The Failed New England Colony  (continued)

A hard man to kill, Smith recovered. His book "A True Relation" about the first years of Jamestown made him the toast of literary London. His honesty and radical ideas, however, frustrated the rich and famous who were investing heavily in the New World experiment. The corporate "money men" were looking to get rich quick. Like the Spanish in South America, they wanted gold. Smith had searched hard, found no gold, and said so. Smith advocated a slower return on investment through farming and trading with the Natives. Investors saw the independent-minded military man as a threat and tried to sabotage the publication of his second book, "The Proceedings of the English Colony in Virginia." Smith got the book out, and it rocketed up the bestseller charts.

John Smith from his Map of New England 1614Despite his fame, dressed in fox fur and armor, Smith was out of place in civilized London. He was dying for another adventure, and to prove that his ideas on colonization were the best. In his absence, Jamestown had all but fallen to bits when about 500 colonists died of starvation, some even turned to cannibalism. Radical or not, Smith's ideas were starting to make sense.

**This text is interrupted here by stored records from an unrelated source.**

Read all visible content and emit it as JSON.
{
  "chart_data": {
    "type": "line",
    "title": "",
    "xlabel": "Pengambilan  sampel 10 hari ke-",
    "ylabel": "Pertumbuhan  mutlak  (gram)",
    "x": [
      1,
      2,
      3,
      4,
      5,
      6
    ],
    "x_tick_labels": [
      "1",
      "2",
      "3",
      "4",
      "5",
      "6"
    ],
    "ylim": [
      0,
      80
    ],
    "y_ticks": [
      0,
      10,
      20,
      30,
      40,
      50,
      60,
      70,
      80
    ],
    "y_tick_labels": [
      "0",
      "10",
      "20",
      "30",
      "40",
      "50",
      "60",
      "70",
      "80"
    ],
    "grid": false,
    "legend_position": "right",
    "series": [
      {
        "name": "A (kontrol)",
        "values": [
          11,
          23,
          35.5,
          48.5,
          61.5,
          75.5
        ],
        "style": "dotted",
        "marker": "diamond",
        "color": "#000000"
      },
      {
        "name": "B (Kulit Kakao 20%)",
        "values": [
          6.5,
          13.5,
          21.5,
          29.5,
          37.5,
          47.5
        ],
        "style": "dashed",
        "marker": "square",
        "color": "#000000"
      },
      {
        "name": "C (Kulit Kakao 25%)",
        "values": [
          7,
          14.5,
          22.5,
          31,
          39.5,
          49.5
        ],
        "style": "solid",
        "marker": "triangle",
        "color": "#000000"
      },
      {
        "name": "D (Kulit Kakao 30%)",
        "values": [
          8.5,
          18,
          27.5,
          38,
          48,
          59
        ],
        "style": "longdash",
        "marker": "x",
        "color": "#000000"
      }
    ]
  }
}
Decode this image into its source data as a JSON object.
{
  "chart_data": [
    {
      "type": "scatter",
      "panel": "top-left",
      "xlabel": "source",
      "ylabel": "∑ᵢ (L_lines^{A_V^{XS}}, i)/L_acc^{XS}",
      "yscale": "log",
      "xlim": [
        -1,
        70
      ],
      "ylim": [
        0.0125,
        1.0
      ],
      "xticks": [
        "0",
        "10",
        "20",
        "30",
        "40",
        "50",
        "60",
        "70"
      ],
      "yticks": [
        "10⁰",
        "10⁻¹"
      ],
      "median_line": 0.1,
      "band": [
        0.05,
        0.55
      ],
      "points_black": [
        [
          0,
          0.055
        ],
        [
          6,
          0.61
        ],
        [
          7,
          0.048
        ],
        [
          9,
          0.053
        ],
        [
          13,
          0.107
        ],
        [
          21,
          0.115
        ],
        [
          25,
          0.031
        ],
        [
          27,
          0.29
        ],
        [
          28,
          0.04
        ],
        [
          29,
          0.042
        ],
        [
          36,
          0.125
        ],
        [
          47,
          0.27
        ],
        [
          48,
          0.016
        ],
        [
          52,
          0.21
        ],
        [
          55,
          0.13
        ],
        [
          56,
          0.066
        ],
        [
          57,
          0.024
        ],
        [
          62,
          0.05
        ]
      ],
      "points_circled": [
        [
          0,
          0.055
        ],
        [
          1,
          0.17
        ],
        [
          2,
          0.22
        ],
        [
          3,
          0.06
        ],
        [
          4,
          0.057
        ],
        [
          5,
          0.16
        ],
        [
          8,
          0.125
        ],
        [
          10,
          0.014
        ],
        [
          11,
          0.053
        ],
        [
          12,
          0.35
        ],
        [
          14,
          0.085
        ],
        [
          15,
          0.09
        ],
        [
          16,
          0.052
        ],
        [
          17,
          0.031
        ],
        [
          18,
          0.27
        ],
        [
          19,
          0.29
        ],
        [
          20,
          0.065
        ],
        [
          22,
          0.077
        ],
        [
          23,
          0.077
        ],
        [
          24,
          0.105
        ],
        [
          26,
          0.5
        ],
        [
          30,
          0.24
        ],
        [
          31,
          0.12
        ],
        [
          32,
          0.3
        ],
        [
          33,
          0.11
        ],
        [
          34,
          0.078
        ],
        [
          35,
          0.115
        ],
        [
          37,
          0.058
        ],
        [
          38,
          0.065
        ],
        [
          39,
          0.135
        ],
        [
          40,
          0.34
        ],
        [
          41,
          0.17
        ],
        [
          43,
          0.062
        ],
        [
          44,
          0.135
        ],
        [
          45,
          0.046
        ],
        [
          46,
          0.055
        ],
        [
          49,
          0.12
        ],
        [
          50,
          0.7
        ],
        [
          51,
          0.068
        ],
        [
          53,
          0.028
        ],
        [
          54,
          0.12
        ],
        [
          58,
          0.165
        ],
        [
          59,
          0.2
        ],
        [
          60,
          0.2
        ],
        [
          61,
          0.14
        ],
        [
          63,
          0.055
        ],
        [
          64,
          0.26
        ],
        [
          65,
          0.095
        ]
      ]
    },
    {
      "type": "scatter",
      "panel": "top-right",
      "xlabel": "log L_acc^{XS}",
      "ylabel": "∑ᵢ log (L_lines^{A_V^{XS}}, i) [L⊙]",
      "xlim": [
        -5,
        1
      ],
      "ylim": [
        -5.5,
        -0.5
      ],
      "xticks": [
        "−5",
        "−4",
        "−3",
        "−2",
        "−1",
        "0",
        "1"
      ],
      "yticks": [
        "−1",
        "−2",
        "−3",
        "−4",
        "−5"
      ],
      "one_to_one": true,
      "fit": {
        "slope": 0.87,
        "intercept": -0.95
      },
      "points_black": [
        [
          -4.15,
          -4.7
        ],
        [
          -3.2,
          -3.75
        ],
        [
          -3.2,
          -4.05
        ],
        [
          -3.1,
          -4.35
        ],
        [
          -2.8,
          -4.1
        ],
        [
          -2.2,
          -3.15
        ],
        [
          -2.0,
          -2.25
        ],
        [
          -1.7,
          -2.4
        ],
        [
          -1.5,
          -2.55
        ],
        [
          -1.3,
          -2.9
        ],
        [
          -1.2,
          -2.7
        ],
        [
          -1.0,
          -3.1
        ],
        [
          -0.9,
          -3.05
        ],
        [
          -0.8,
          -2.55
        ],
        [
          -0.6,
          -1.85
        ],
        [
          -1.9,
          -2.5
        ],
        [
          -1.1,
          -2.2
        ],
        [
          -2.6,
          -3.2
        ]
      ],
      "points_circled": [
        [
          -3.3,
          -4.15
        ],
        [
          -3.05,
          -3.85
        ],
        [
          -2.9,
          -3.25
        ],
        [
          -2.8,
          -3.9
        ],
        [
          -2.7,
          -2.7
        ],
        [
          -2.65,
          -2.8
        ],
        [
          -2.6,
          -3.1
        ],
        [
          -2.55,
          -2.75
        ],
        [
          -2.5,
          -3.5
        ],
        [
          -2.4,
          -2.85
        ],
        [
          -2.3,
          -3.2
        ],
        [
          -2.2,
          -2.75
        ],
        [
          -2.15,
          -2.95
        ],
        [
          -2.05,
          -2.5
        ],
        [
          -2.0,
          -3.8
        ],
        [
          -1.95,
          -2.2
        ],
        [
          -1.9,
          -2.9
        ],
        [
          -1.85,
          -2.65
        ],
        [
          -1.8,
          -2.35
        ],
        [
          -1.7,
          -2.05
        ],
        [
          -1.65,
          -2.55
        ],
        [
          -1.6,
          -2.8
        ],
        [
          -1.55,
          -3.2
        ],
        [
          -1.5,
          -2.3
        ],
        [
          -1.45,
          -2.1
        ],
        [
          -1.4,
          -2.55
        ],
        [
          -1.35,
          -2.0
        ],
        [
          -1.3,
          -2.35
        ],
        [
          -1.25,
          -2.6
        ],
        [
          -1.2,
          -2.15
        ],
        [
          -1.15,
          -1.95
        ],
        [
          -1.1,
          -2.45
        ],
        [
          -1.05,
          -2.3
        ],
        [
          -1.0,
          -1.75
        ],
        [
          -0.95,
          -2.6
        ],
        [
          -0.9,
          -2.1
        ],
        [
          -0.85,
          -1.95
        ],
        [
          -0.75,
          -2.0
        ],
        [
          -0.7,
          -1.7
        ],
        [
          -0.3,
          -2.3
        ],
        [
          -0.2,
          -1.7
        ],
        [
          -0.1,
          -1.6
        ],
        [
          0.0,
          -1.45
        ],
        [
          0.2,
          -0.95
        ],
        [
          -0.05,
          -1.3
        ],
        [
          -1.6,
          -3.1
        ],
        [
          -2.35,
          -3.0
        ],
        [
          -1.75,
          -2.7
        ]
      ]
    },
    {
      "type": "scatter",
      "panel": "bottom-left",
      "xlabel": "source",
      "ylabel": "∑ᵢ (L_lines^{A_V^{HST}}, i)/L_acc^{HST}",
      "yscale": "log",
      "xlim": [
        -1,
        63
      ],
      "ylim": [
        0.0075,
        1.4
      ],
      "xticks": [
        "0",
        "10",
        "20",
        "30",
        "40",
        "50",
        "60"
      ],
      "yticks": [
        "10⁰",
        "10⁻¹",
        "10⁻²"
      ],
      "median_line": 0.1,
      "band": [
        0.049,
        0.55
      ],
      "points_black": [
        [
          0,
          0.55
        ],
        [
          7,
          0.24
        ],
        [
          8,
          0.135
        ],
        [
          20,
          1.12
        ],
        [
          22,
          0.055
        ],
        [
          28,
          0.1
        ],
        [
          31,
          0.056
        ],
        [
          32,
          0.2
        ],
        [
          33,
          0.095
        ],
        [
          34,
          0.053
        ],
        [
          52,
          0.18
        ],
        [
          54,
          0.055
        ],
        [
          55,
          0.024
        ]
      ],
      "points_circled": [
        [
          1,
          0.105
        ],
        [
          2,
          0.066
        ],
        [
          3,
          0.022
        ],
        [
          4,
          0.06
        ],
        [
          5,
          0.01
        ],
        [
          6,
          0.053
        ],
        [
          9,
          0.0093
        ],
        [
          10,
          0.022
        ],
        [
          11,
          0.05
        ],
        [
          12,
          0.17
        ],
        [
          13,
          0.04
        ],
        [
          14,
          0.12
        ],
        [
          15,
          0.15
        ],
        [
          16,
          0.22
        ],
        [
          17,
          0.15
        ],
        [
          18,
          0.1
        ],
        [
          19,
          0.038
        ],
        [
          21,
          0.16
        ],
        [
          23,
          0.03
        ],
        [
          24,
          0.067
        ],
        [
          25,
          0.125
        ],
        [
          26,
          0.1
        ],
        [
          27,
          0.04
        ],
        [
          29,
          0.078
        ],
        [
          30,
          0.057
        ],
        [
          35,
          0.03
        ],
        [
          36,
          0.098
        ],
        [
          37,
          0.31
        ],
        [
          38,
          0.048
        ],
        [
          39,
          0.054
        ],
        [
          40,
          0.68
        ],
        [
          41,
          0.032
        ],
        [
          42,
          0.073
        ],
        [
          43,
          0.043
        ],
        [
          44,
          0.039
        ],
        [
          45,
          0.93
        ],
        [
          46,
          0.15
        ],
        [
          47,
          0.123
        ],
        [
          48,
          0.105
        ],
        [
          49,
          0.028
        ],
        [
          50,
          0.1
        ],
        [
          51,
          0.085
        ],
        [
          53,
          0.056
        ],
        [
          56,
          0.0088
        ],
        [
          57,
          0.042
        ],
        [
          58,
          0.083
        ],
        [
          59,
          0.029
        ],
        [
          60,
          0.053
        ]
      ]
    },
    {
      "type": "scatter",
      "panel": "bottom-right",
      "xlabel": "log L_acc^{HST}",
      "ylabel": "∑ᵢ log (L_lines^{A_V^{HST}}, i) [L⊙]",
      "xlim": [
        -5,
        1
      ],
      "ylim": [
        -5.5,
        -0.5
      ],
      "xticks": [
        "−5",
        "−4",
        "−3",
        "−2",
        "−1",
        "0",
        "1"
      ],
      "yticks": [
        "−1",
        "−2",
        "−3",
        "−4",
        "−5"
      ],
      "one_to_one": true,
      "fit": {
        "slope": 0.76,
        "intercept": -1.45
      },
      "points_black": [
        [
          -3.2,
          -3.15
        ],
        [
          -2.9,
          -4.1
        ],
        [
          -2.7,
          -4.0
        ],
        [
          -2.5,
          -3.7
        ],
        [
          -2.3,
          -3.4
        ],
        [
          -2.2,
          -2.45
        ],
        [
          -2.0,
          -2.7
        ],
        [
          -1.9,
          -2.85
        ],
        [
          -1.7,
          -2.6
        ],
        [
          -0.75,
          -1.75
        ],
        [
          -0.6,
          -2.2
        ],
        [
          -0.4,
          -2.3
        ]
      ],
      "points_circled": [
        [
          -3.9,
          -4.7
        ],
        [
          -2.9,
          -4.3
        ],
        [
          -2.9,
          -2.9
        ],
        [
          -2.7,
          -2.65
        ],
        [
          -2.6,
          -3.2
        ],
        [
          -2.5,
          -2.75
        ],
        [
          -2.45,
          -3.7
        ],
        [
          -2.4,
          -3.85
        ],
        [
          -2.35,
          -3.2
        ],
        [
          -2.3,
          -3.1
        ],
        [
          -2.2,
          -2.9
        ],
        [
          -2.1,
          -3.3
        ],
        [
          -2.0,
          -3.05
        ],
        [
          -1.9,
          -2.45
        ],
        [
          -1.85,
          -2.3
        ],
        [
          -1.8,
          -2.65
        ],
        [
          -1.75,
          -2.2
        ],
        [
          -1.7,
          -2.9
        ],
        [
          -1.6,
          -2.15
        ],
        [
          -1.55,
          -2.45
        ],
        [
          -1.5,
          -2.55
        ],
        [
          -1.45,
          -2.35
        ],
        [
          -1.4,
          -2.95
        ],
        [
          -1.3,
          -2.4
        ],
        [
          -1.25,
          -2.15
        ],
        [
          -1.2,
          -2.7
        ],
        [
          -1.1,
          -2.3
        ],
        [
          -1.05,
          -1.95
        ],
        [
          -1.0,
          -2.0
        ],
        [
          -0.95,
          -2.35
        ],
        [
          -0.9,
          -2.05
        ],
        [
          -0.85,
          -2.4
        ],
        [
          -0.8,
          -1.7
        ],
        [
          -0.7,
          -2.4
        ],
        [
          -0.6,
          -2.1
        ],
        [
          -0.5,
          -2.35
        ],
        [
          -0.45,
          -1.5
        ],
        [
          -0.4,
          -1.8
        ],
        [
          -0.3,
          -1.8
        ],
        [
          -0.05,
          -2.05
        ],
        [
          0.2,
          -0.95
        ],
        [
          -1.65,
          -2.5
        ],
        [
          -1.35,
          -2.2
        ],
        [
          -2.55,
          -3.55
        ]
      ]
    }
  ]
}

Here Smith turned his sights on uncharted "Northern Virginia" which at that time stretched into modern day Canada. His strategy was simple. Though he promised investors he would search for gold and jewels, Smith quietly equipped his two ships, The Frances and The Queen Anne, with fishing and whaling gear. With a hand-picked low-budget skeleton crew, Smith was off to America and back within six short months, but the impact of his trip continues to this day.

Although Smith found no gold, he brought back a motherlode of furs, dried fish and fish oil. Investors were jubilant. In one short trip they were able to buy both ships, pay off the small crew, give Smith a tidy sum and still they had 8,000 British pounds in profit. While his men had been fishing the cod rich banks of "New England" as he named the area, Smith had sailed from Nova Scotia to Rhode Island in a small portable boat. His sketch became the first accurate map of New England - the map that would ultimately lead Europeans in droves to a brave new world.

Now comes the point in this tale where history makes less sense than what almost happened. Captain John Smith was suddenly the hottest investment in London, and Smith wanted to return to New England to found a permanent colony. Unlike in Virginia, Smith's New England colonists would be tough, skilled and quickly self-supporting. They would not waste their time hunting for gold, but would fish, hunt whales, trap for fur and cut the abundant timber. They would work with, not against the native tribes. This was a long term, low-risk proposition, Smith explained. Smith had scouted a number of ideal spots including Monhegan Island in Maine, others near modern day Boston and Plymouth, Massachusetts, and an area now called Portsmouth, New Hampshire near the Isles of Shoals, which he named "Smith Isles" after himself.

In 1615 Smith set sail, fully equipped, with his team of supercolonists, determined to start the first permanent colony in New England. It was over in days. Within 400 miles of England the two ships were ravaged by a killer storm, and by the time they limped back to London, they were only good for salvage.